What does year-end closing do, exactly?

Mike or Penny Novack stepbystepfarm at mtdata.com
Fri Apr 16 07:31:04 EDT 2010


Paul A. wrote:

>Is there a description around of just what "Close Books" does?  I've seen
>references to zeroizing transactions, but it's unclear just what they do. 
>Does closing the books delete any transactions at all?
>  
>
I will try to describe again.

ORIGINALLY (hundreds of years ago) in double entry bookkeeping income 
and expense items were immediately entered against equity -- the 
bookkeeping was primarily interested in just the balances of assets and 
liabilities hence the terms "debit" (he owes) and "credit" (he trusts -- 
aka, I owe him). Then somebody got the bright idea that it might be nice 
to have ledger accounts which could show income and expenses. So 
TEMPORARY accounts of these types were introduced. Their fundamental 
type is equity, but by keeping them separate for a while can see the 
totals broken out (actually, keeping that running balance for you one of 
the nice things about using GnuCash and a computer since in the old days 
pen and ink on paper you had to do math to get the totals).

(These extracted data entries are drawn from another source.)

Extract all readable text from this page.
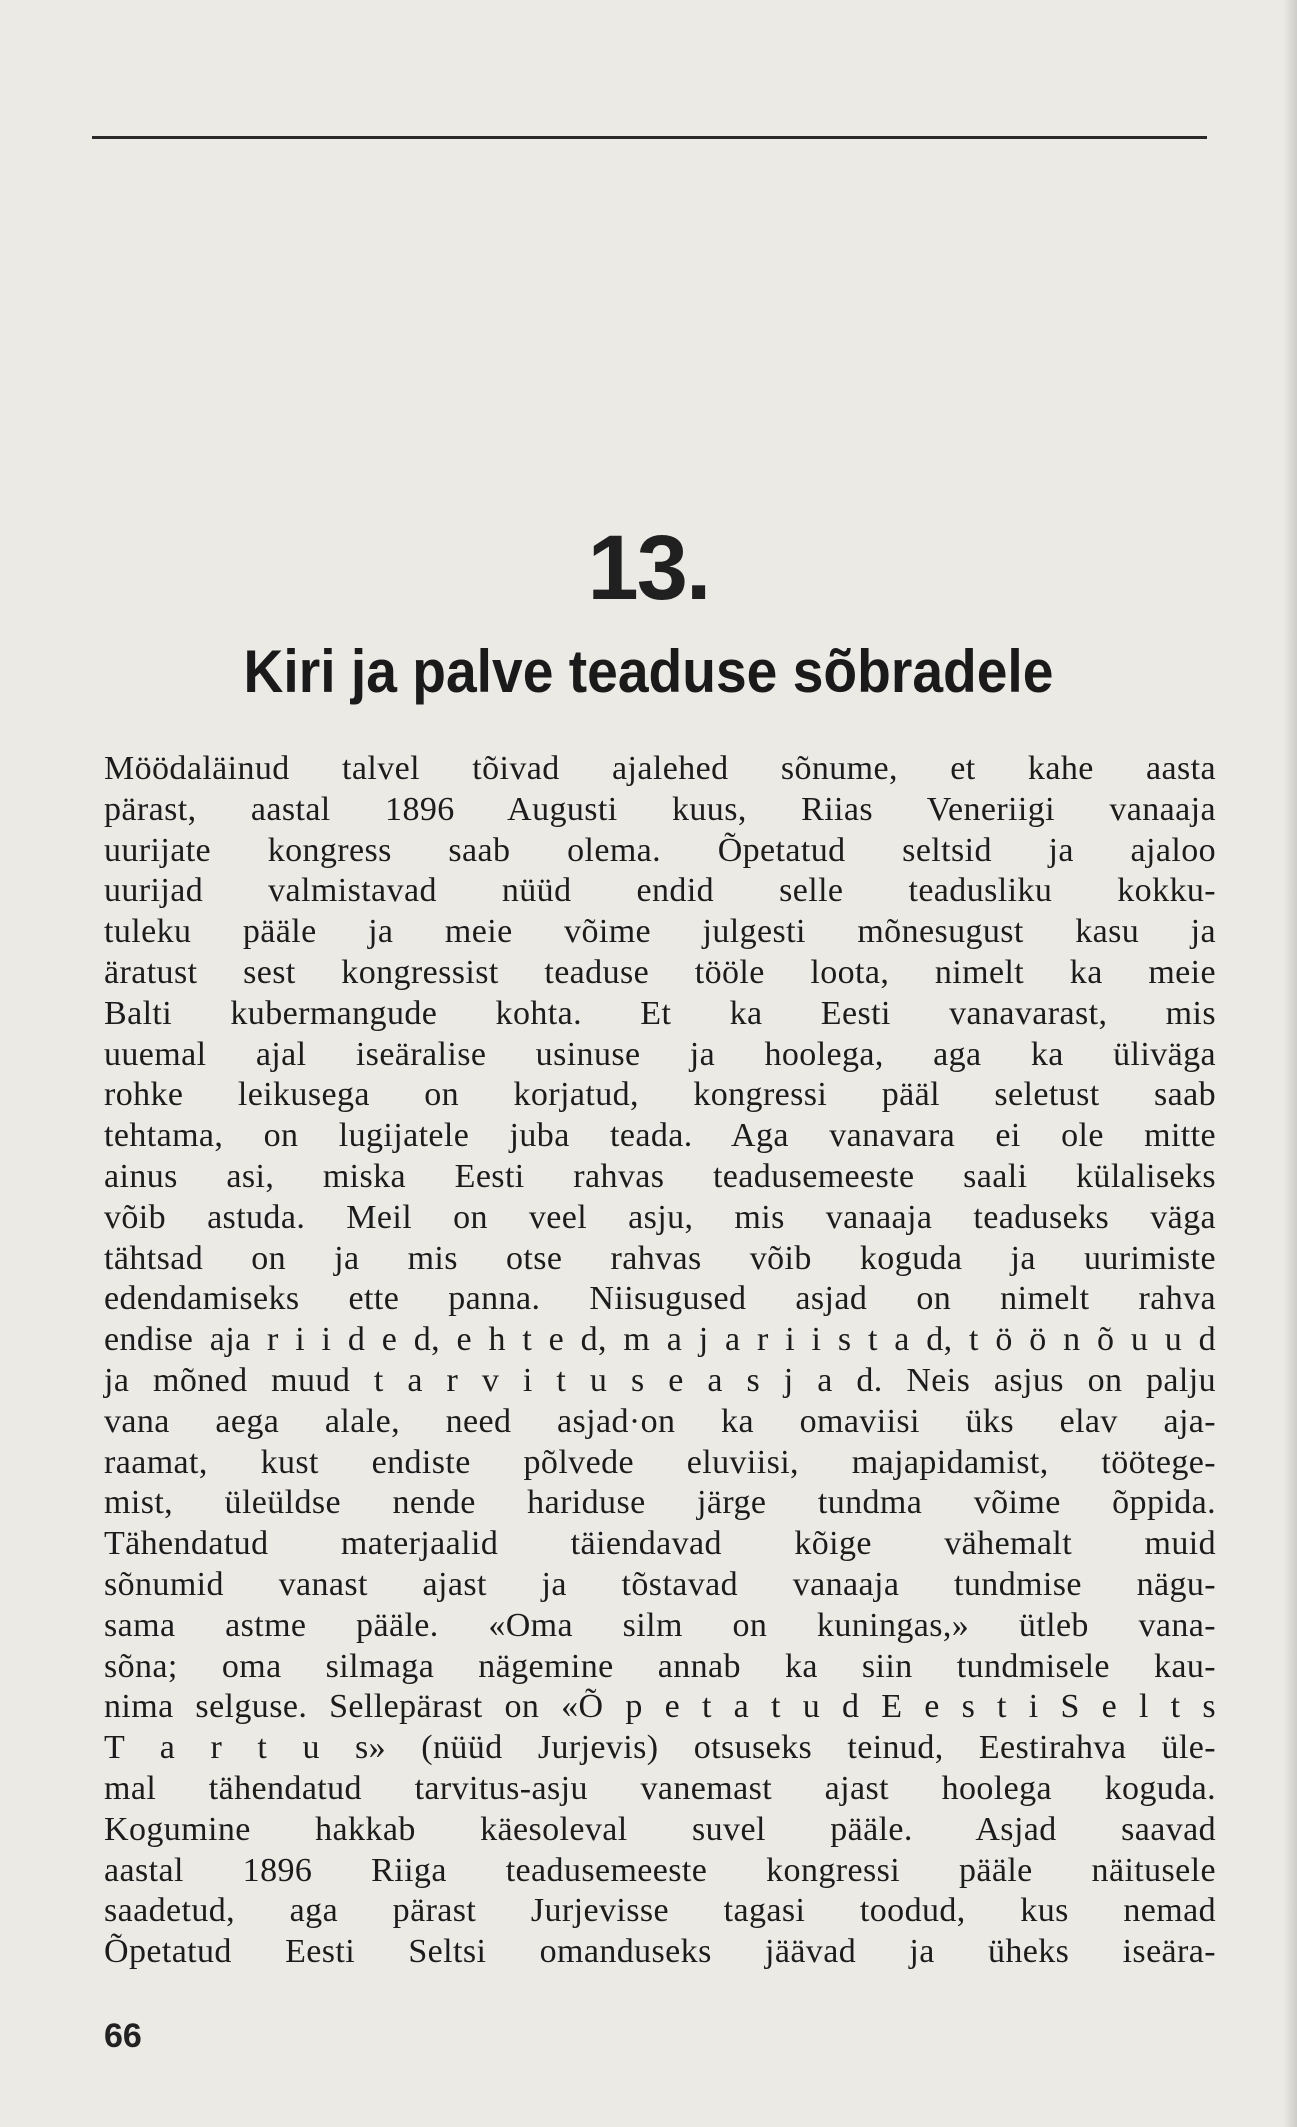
13.
Kiri ja palve teaduse sõbradele
Möödaläinud talvel tõivad ajalehed sõnume, et kahe aasta
pärast, aastal 1896 Augusti kuus, Riias Veneriigi vanaaja
uurijate kongress saab olema. Õpetatud seltsid ja ajaloo
uurijad valmistavad nüüd endid selle teadusliku kokku-
tuleku pääle ja meie võime julgesti mõnesugust kasu ja
äratust sest kongressist teaduse tööle loota, nimelt ka meie
Balti kubermangude kohta. Et ka Eesti vanavarast, mis
uuemal ajal iseäralise usinuse ja hoolega, aga ka üliväga
rohke leikusega on korjatud, kongressi pääl seletust saab
tehtama, on lugijatele juba teada. Aga vanavara ei ole mitte
ainus asi, miska Eesti rahvas teadusemeeste saali külaliseks
võib astuda. Meil on veel asju, mis vanaaja teaduseks väga
tähtsad on ja mis otse rahvas võib koguda ja uurimiste
edendamiseks ette panna. Niisugused asjad on nimelt rahva
endise aja r i i d e d, e h t e d, m a j a r i i s t a d, t ö ö n õ u u d
ja mõned muud t a r v i t u s e a s j a d. Neis asjus on palju
vana aega alale, need asjad·on ka omaviisi üks elav aja-
raamat, kust endiste põlvede eluviisi, majapidamist, töötege-
mist, üleüldse nende hariduse järge tundma võime õppida.
Tähendatud materjaalid täiendavad kõige vähemalt muid
sõnumid vanast ajast ja tõstavad vanaaja tundmise nägu-
sama astme pääle. «Oma silm on kuningas,» ütleb vana-
sõna; oma silmaga nägemine annab ka siin tundmisele kau-
nima selguse. Sellepärast on «Õ p e t a t u d E e s t i S e l t s
T a r t u s» (nüüd Jurjevis) otsuseks teinud, Eestirahva üle-
mal tähendatud tarvitus-asju vanemast ajast hoolega koguda.
Kogumine hakkab käesoleval suvel pääle. Asjad saavad
aastal 1896 Riiga teadusemeeste kongressi pääle näitusele
saadetud, aga pärast Jurjevisse tagasi toodud, kus nemad
Õpetatud Eesti Seltsi omanduseks jäävad ja üheks iseära-
66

"Closing the books" refers to the end of the accounting period when 
these (temporary) accounts were closed into the main equity account. 
Again nice of GnuCash it computes that net gain or loss when you run the 
"Income Statement" report. In the old days the income and expense 
accounts were first all closed into another temporary equity account 
called :"profit and loss" and THAT became the report with whatever 
amount needed to balance it entered as net gain or net loss there 
(closing the profit and loss account) and equity.

Michael

PS --- You should not ever be adding transactions to a closed 
period!!!!!!  If you NEED to do this, in effect you should undo the 
closing, fix the previous period, and redo the closing. This is not hard 
of you made a copy of the file immediately before the closing operation.

-- 
There is no possibility of social justice on a dead planet except the equality of the grave.